Middleware seems like a dinosaur concept from enterprise client-server computing. On the web, everything is open and anybody can connect to a service, so who would need Middleware? Damn it, the whole Internet is Middleware! Not so fast. Let’s revisit some of the enterprise issues that Middleware helps to address: scalability and flexibility. The root of these tend to be the N*M problem and the bottleneck problem. If you have N servers and M clients that all need to talk to each other you wind up with N*M connections between them. Within the enterprise that could lead to having too much network traffic. It also meant that if you changed one server you had to change M clients. Finally, if you had a slow server, all the clients would be slow and there was little you could do about it other than try to improve the server (which might well be something from a vendor who might no longer be around or hold you up for a lot of money). Middleware – when done right – solved these problems. The clients and servers connected to the Middleware, reducing the number of connections to N+M. Changes to a server could take place without directly impacting the clients. If a server was slow it is now possible to add caching to the Middleware layer without having to modify the server.

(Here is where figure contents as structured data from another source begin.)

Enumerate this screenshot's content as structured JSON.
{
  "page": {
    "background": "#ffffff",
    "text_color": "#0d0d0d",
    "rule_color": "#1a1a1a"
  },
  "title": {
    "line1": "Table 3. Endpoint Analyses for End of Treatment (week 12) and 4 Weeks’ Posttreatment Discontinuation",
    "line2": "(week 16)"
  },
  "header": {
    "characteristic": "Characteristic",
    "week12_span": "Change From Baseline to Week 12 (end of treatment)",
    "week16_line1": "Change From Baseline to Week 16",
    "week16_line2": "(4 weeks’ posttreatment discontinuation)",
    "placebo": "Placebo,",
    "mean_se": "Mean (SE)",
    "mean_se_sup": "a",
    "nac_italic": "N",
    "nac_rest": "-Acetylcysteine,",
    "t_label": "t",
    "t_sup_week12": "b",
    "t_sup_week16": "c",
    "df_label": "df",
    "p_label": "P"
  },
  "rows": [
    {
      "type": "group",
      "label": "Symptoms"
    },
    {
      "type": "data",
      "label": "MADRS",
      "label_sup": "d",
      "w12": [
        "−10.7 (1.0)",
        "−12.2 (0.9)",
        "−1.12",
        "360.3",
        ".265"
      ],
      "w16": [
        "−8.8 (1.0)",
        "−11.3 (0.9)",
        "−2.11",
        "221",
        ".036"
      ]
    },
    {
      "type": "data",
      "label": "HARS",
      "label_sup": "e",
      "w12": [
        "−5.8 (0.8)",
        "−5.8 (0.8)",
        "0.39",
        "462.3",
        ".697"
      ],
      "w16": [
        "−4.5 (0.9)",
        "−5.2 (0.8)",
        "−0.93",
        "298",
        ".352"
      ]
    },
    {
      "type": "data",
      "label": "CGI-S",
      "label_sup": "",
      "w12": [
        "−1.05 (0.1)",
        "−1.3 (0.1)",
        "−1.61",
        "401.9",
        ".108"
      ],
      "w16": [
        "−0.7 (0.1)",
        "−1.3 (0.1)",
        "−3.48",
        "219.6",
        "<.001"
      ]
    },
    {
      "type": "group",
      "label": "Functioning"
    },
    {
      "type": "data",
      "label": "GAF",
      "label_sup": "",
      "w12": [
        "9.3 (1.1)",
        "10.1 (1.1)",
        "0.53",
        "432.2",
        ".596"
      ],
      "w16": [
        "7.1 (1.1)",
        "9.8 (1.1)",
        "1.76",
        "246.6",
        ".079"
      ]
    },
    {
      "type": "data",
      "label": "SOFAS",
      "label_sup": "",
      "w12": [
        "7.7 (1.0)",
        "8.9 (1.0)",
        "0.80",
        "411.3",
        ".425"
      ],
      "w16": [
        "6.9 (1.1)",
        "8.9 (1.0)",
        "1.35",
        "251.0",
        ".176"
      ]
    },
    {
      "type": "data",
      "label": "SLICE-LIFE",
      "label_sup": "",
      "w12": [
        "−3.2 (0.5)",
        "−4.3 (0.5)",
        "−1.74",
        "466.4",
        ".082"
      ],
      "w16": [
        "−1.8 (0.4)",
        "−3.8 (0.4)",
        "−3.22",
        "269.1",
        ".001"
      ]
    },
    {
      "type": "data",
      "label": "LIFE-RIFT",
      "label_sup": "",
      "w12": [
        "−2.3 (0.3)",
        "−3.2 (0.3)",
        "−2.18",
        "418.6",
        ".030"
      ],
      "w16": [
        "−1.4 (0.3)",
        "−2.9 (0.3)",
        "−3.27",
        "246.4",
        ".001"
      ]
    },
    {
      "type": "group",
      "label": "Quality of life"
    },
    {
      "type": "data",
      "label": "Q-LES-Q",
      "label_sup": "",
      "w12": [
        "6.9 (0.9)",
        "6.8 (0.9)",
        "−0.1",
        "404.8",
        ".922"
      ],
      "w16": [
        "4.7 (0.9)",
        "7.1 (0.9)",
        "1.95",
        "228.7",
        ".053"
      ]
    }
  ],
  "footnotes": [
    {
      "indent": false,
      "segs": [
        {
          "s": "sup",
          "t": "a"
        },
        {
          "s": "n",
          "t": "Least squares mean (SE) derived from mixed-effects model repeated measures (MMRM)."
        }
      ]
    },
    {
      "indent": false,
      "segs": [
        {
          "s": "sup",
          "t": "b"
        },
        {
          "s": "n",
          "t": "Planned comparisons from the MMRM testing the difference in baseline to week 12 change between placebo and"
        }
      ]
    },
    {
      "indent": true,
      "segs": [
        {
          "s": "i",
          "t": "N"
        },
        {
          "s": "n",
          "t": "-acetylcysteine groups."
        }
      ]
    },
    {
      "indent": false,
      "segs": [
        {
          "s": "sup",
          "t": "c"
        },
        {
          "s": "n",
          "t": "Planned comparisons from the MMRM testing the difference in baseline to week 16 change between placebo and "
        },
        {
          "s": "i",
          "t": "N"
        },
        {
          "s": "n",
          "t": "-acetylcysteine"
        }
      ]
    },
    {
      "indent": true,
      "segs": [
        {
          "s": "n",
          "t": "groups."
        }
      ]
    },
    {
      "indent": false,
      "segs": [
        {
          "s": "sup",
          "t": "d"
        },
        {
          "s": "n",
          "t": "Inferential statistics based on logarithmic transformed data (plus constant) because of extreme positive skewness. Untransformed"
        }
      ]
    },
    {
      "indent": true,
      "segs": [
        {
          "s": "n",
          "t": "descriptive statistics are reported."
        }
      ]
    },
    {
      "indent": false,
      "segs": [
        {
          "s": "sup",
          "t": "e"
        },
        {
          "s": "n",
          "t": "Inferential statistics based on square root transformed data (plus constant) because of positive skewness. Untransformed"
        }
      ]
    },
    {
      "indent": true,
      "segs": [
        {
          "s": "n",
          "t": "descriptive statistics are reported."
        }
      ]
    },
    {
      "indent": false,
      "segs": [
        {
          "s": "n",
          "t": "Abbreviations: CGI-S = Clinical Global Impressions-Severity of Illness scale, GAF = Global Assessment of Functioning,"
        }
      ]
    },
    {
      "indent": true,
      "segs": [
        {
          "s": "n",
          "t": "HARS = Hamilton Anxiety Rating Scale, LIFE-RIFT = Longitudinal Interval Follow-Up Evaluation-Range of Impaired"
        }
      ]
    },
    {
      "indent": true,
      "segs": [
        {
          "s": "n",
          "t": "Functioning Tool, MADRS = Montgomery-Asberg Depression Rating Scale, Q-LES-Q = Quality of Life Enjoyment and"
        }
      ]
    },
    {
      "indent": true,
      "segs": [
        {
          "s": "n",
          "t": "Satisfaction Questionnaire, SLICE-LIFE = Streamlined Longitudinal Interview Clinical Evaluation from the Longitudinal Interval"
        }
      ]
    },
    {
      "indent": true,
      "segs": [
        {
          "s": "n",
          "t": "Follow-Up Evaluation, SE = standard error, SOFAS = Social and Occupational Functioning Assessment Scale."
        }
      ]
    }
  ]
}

So do any of these arguments apply to the web? I believe they do. Obviously, one of the great strengths of Internet architecture is to remove central points of failure. But there is also a cost to the many point-to-point connections. There is overhead in terms of bandwidth and server power. It may not seem like a lot, but many useful services out there are free or thinly monetized and would benefit from offloading. Thats the problem Gnip is attacking (at some point though I will write a post on how polling is an abomination and should *always* be replaced by callbacks). Mashery also helps with offloading by fronting APIs. They also deal with a scaling problem that is much bigger on the open web than within the enterprise – the provisioning of API accounts. Another scaling problem is one of learning. If you are a small site, do you really have the time to figure out the competing (and evolving) implementations of identity by each of the big ones (MSFT, Yahoo, Google, Facebook, AOL and now even Twitter)? No. Thankfully, there is a Middleware service by Janrain called RPX. You connect to it (1 API) and it connects you to everyone else, dramatically reducing the learning curve (I managed to implement third party signon for Dailylit in about 7 hours this weekend). All of these three add the flexibility that comes with an additional layer of abstraction. As long as Gnip, Mashery and Janrain can “remap” APIs within their Middleware services, this insulates service consumers from API changes by the providers.
Now some folks might point to the story of GrandCentral which tried to do just that as early as 2000. I don’t think that would be a warranted conclusion. At the time, web services were in their infancy. Today, I can’t think of any company in our portfolio that doesn’t make use of web services, often for mission critical functionality. That’s why the middleware services opportunity exists now.